Quickstart
Spark
install
pip install pyspine[spark]
Create context
from spinecore.common.context.spark_context import SpineSparkContext
ctx = SpineSparkContext.get_context(spark_config={"spark.executor.memory": "1gb"}) # Example config
Create Workflow
from spinecore.workflows import DagWorkflow
workflow = workflow_factory()
Add Steps to workflow
from spinelibs.spark.steps.io.console.console_writer import ConsoleWriter
from spinelibs.spark.steps.io.csv.csv_reader import CsvReader
def __setup_steps():
example_reader = CsvReader("./resources/exp1.csv", has_headers=True)
example_reader2 = CsvReader("./resources/exp2.csv", has_headers=True)
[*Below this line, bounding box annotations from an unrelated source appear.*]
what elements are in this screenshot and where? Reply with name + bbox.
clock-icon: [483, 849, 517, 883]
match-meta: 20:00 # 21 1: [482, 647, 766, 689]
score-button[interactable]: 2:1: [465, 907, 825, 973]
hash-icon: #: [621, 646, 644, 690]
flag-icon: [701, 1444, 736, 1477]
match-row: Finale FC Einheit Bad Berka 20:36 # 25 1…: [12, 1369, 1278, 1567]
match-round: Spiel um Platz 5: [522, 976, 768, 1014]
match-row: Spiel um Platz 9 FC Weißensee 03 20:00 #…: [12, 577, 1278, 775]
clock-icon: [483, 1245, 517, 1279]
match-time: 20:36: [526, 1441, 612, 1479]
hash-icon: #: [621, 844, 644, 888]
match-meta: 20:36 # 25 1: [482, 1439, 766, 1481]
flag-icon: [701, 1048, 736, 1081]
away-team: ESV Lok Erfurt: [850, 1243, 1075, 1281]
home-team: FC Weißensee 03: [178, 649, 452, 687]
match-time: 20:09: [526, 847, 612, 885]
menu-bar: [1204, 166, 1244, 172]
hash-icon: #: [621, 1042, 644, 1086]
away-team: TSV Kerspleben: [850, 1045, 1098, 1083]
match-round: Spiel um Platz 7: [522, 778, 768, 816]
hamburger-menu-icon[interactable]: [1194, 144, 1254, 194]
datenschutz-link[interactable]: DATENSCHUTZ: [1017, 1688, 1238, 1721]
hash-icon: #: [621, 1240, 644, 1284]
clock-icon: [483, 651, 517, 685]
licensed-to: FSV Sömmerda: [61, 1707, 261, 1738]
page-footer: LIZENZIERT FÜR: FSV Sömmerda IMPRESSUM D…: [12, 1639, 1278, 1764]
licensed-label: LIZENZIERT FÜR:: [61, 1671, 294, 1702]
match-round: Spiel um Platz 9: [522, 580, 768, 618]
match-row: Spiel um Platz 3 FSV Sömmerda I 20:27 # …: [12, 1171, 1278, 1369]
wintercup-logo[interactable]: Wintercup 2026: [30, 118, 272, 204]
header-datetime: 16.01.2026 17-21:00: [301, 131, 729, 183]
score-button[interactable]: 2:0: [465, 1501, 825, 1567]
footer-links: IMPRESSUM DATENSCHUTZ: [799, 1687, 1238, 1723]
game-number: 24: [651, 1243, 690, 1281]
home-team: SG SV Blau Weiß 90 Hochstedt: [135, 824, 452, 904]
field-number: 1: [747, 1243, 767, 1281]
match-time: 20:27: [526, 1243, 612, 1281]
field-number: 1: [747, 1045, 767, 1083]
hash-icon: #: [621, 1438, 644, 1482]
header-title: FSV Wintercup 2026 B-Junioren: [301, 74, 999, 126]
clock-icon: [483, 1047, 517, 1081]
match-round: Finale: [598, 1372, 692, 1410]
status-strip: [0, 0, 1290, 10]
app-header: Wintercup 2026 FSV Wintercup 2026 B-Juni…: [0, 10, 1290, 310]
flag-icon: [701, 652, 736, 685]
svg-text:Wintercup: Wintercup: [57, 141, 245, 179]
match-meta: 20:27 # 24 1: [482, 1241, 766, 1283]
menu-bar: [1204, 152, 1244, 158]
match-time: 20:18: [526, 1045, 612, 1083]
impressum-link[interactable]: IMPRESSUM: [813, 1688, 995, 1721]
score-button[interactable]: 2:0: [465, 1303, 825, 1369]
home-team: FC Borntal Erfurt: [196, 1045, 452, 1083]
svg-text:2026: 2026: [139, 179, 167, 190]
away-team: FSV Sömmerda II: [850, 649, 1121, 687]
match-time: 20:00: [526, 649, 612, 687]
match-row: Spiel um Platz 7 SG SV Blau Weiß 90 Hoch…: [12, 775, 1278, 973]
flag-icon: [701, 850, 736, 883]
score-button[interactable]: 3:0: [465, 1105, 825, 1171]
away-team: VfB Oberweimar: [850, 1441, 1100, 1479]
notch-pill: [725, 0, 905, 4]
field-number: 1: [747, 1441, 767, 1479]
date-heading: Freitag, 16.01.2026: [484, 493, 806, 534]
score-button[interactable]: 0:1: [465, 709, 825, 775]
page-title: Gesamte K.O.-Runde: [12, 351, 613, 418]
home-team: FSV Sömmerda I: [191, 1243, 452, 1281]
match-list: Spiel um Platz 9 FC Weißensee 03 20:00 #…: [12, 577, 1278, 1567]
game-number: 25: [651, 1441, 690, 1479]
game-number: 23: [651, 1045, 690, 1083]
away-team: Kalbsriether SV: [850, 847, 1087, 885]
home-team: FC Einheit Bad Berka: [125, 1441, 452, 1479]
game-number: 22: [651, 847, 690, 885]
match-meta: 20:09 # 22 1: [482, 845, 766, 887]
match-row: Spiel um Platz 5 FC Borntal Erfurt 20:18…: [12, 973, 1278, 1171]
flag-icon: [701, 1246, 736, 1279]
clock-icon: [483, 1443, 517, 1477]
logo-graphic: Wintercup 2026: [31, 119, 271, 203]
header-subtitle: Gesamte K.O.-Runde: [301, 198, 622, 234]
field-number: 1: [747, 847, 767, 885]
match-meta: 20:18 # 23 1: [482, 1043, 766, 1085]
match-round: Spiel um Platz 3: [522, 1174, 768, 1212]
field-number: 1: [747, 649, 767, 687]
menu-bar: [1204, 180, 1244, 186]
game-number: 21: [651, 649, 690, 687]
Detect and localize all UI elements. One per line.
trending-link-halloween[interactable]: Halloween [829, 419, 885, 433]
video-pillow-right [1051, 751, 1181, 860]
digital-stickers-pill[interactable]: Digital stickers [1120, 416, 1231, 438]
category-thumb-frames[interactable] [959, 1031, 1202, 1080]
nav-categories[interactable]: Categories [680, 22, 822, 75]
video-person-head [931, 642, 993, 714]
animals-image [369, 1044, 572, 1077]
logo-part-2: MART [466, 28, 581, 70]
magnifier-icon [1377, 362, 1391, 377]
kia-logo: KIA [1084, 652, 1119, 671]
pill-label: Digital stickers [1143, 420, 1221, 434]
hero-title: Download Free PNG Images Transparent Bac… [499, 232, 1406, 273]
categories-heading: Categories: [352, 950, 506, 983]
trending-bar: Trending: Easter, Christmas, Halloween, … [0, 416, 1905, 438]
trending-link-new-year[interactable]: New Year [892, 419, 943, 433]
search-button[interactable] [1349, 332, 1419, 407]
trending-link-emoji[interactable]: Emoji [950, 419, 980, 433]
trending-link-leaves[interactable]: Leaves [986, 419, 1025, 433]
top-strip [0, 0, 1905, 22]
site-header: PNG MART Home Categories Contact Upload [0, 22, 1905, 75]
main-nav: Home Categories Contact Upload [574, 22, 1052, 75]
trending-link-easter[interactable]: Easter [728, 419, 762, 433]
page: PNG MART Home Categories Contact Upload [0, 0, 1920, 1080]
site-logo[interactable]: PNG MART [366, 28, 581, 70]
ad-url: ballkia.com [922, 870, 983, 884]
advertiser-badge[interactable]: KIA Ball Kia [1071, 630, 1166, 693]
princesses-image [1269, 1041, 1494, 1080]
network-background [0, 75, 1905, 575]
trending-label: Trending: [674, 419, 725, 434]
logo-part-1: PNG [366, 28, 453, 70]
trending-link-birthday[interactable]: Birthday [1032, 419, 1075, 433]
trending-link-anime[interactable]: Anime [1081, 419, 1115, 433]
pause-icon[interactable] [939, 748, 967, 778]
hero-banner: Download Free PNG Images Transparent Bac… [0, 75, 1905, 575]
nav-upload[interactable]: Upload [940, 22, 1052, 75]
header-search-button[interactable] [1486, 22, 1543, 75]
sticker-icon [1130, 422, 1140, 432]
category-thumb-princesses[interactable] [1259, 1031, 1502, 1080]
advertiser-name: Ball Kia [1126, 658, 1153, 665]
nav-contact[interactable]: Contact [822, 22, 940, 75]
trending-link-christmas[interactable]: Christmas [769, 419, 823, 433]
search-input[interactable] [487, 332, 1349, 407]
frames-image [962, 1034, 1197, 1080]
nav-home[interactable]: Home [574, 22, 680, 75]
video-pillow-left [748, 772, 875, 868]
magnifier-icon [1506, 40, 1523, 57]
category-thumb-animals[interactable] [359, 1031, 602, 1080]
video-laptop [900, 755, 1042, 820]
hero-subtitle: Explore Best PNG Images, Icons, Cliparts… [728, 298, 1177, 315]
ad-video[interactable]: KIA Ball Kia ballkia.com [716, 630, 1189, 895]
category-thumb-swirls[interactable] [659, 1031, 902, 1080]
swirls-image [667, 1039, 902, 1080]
console_output = ConsoleWriter()
return example_reader, example_reader2 ,console_output
def workflow_factory():
workflow = DagWorkflow("SparkExample")
example_reader, example_reader2 ,console_output= __setup_steps()
workflow.add_after([console_output], [example_reader])
workflow.add_after([console_output], [example_reader2])
return workflow
Execute Workflow
async def main():
ctx = SpineSparkContext.get_context(spark_config={"spark.executor.memory": "1gb"}) # Example config
workflow = workflow_factory()
await execute(ctx, workflow)
if __name__ == '__main__':
asyncio.run(main())